Transcriptomic differences between AN and LPC samples in cohort 1 were examined by DGE analysis using edgeR55. Transcriptomic differences between the high- and low-risk stromal subtypes (S3 and S1) and between the high- and low-risk epithelial subtypes (E3 and E1) were examined by DGE analysis. In cohorts 1 and 2 (RNA sequencing data) DGE was performed using edgeR, while in cohort 3 (microarray expression data) DGE was performed using Limma in R56. In all cases, adjustment for multiple testing was performed using the Benjamini-Hochberg (FDR) method61. Adjusted p values < 0.05 were considered significant.

Pre-ranked GSEA was subsequently performed on the output from either edgeR or Limma. GSEA was performed using the R package fgsea62 based on the cancer Hallmark Gene Set Collection from the Molecular Signature Database63. Gene sets with BH-adjusted p value < 0.05 were considered significantly enriched, while normalized enrichment scores were used to determine the level of enrichment.
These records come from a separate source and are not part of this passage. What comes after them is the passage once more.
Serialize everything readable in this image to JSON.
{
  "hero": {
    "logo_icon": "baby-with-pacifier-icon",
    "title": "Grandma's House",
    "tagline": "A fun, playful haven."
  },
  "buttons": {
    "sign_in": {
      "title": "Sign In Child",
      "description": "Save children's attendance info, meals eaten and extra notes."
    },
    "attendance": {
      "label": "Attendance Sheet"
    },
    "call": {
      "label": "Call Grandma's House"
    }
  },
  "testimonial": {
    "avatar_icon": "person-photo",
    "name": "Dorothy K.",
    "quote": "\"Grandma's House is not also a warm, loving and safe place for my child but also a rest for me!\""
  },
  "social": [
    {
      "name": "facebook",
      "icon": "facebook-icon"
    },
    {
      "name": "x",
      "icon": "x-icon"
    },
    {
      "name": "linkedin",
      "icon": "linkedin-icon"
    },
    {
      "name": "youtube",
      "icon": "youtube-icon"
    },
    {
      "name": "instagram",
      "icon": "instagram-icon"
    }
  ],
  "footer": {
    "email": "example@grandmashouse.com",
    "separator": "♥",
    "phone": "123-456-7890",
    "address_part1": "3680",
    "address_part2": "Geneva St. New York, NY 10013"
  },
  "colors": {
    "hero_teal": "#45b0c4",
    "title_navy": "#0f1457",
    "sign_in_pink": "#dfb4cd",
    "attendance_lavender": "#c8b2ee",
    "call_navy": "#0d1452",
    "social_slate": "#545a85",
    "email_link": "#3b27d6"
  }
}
Cell-type enrichment analysis

The cellular composition of the subtypes was estimated by cell type enrichment analysis using the xCell26 package for R. xCell uses bulk gene expression data to determine the enrichment of specific cell types in individual samples, based on cell type-specific expression signatures. Cell type enrichment analysis was evaluated in the cohorts with tumor RNA sequencing data (cohort 1 and cohort 2), as the microarray data format available from cohort 3 was not available to us in a format eligible for accurate xCell analysis64.

Statistical analysis

All statistical analyses were performed in R (v. 4.0.2) using R Studio (v. 1.1.463). Comparison of categorical variables (i.e., clinicopathological parameters) was conducted using Fisher’s exact Test, while comparison of continuous variables (e.g., cell type enrichment) was done using Wilcoxon rank-sum test with BH-corrected p values.
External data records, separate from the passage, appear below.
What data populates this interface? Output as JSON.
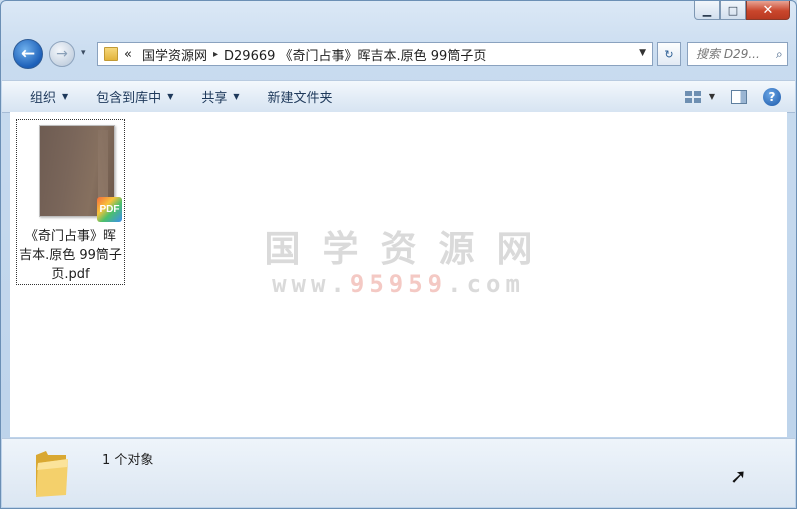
{
  "window": {
    "caption": {
      "minimize": "▁",
      "maximize": "□",
      "close": "✕"
    }
  },
  "nav": {
    "back_icon": "←",
    "forward_icon": "→",
    "history_dropdown": "▾",
    "breadcrumb": [
      "«",
      "国学资源网",
      "▸",
      "D29669 《奇门占事》晖吉本.原色 99筒子页"
    ],
    "refresh_icon": "↻",
    "search_placeholder": "搜索 D29...",
    "search_icon": "⌕"
  },
  "toolbar": {
    "items": [
      "组织",
      "包含到库中",
      "共享",
      "新建文件夹"
    ],
    "dropdown_arrow": "▼",
    "help": "?"
  },
  "content": {
    "file": {
      "name": "《奇门占事》晖吉本.原色 99筒子页.pdf",
      "badge": "PDF"
    },
    "watermark": {
      "title": "国学资源网",
      "url_prefix": "www.",
      "url_number": "95959",
      "url_suffix": ".com"
    }
  },
  "status": {
    "text": "1 个对象"
  }
}
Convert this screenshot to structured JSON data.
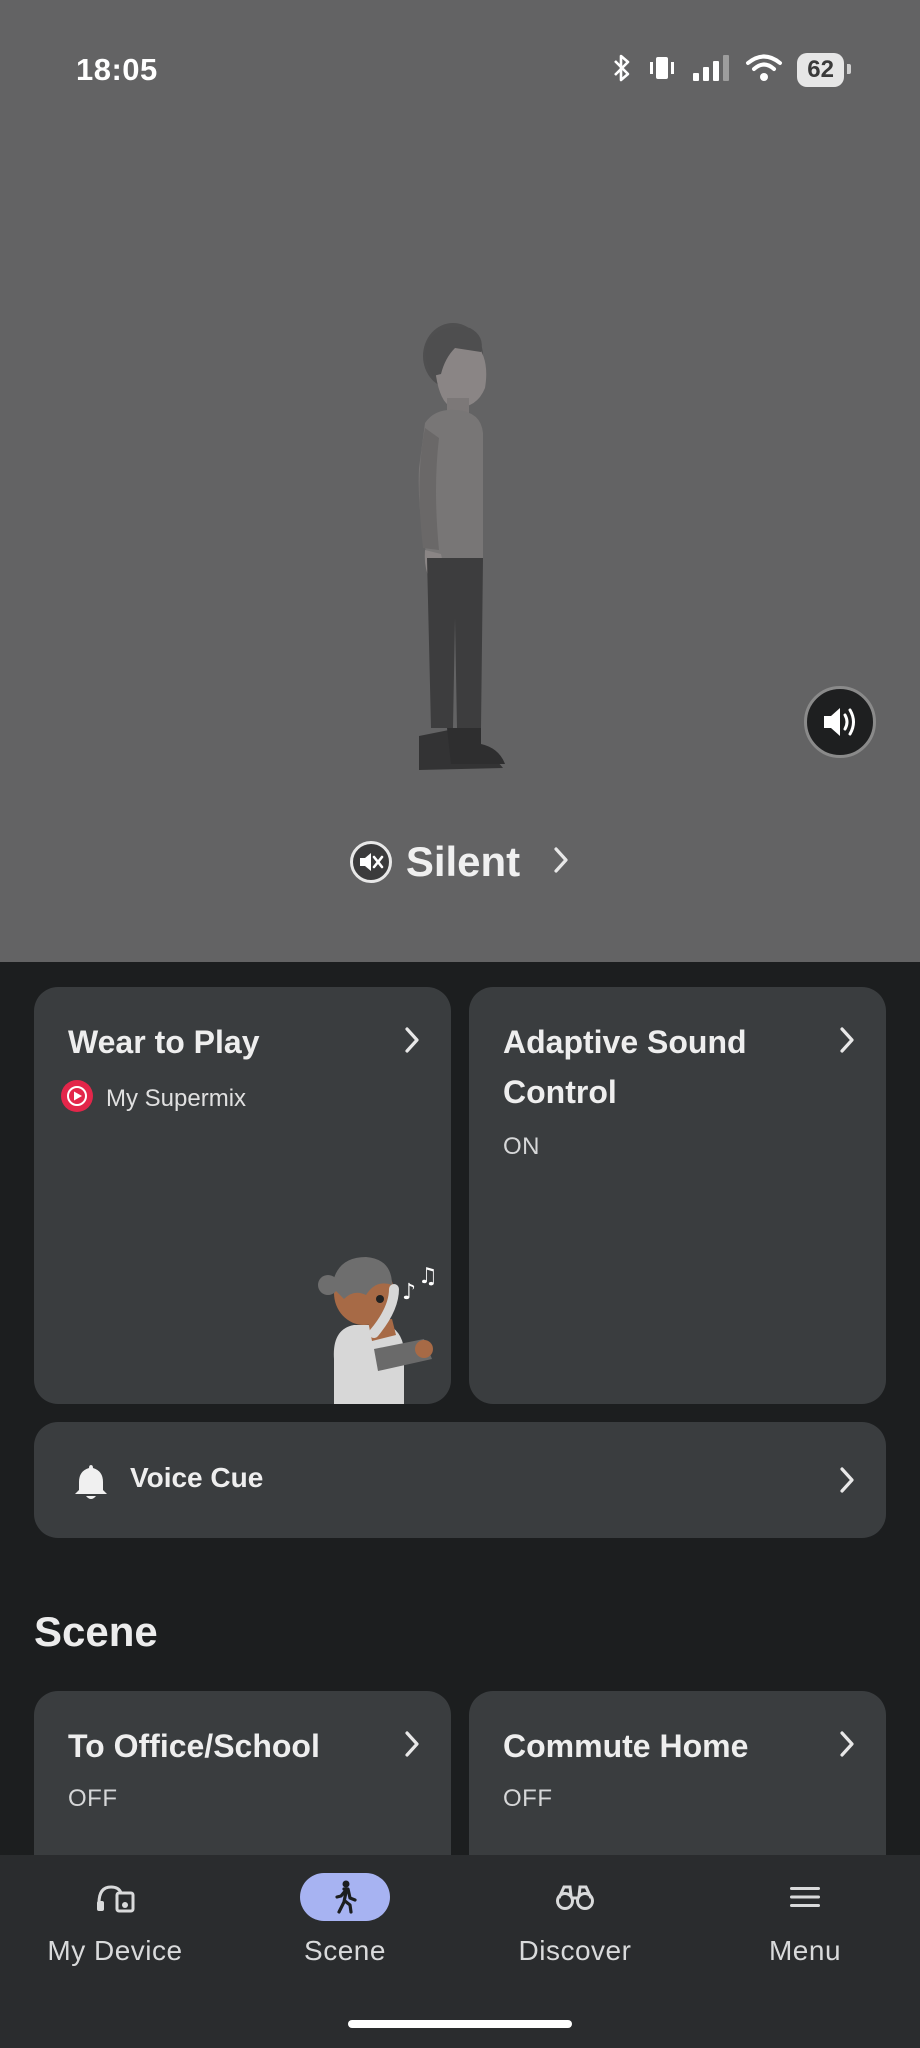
{
  "status_bar": {
    "time": "18:05",
    "battery": "62",
    "icons": [
      "bluetooth-icon",
      "vibrate-icon",
      "signal-icon",
      "wifi-icon",
      "battery-icon"
    ]
  },
  "hero": {
    "mode_label": "Silent",
    "volume_icon": "speaker-icon"
  },
  "cards": {
    "wear_to_play": {
      "title": "Wear to Play",
      "source": "My Supermix"
    },
    "adaptive": {
      "title_line1": "Adaptive Sound",
      "title_line2": "Control",
      "status": "ON"
    },
    "voice_cue": {
      "title": "Voice Cue"
    }
  },
  "scene": {
    "heading": "Scene",
    "items": [
      {
        "title": "To Office/School",
        "status": "OFF"
      },
      {
        "title": "Commute Home",
        "status": "OFF"
      }
    ]
  },
  "nav": {
    "items": [
      {
        "label": "My Device",
        "icon": "headphones-speaker-icon"
      },
      {
        "label": "Scene",
        "icon": "walking-person-icon"
      },
      {
        "label": "Discover",
        "icon": "binoculars-icon"
      },
      {
        "label": "Menu",
        "icon": "hamburger-icon"
      }
    ],
    "active": "Scene"
  },
  "colors": {
    "hero_bg": "#636364",
    "page_bg": "#1c1e1f",
    "card_bg": "#3a3d3f",
    "nav_active": "#a7b3f2",
    "music_badge": "#e3264a"
  }
}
For comparison of stromal and epithelial subtypes to clinicopathologically defined risk groups, we used the established CAPRA-S nomogram3. CAPRA-S risk groups were defined based on scores [0–2] = low risk; [3–5] = intermediate risk; [6–12] = high risk3. Stromal subtypes, epithelial subtypes, and CAPRA-S risk groups were analyzed as categorical variables in survival analyses. The prognostic potential of the subtypes and CAPRA-S risk groups was evaluated by BCR-free survival analyses, using univariate and multivariate Cox regression, Kaplan-Meier and log-rank tests in the survival package in R65. BCR was defined as PSA ≥ 0.2 ng/mL. Patients without BCR were censored at their most recent PSA measurement. Patients with unknown BCR status (lost to follow-up) or BCR within 3 months of RP (likely to have residual tumor) were excluded from BCR-free survival analyses (cohort 1, n = 3; cohort 2, n = 9; cohort 3, n = 4). Prognostic accuracy was determined using Harrell’s C-index.

Reporting summary

Further information on research design is available in the Nature Research Reporting Summary linked to this article.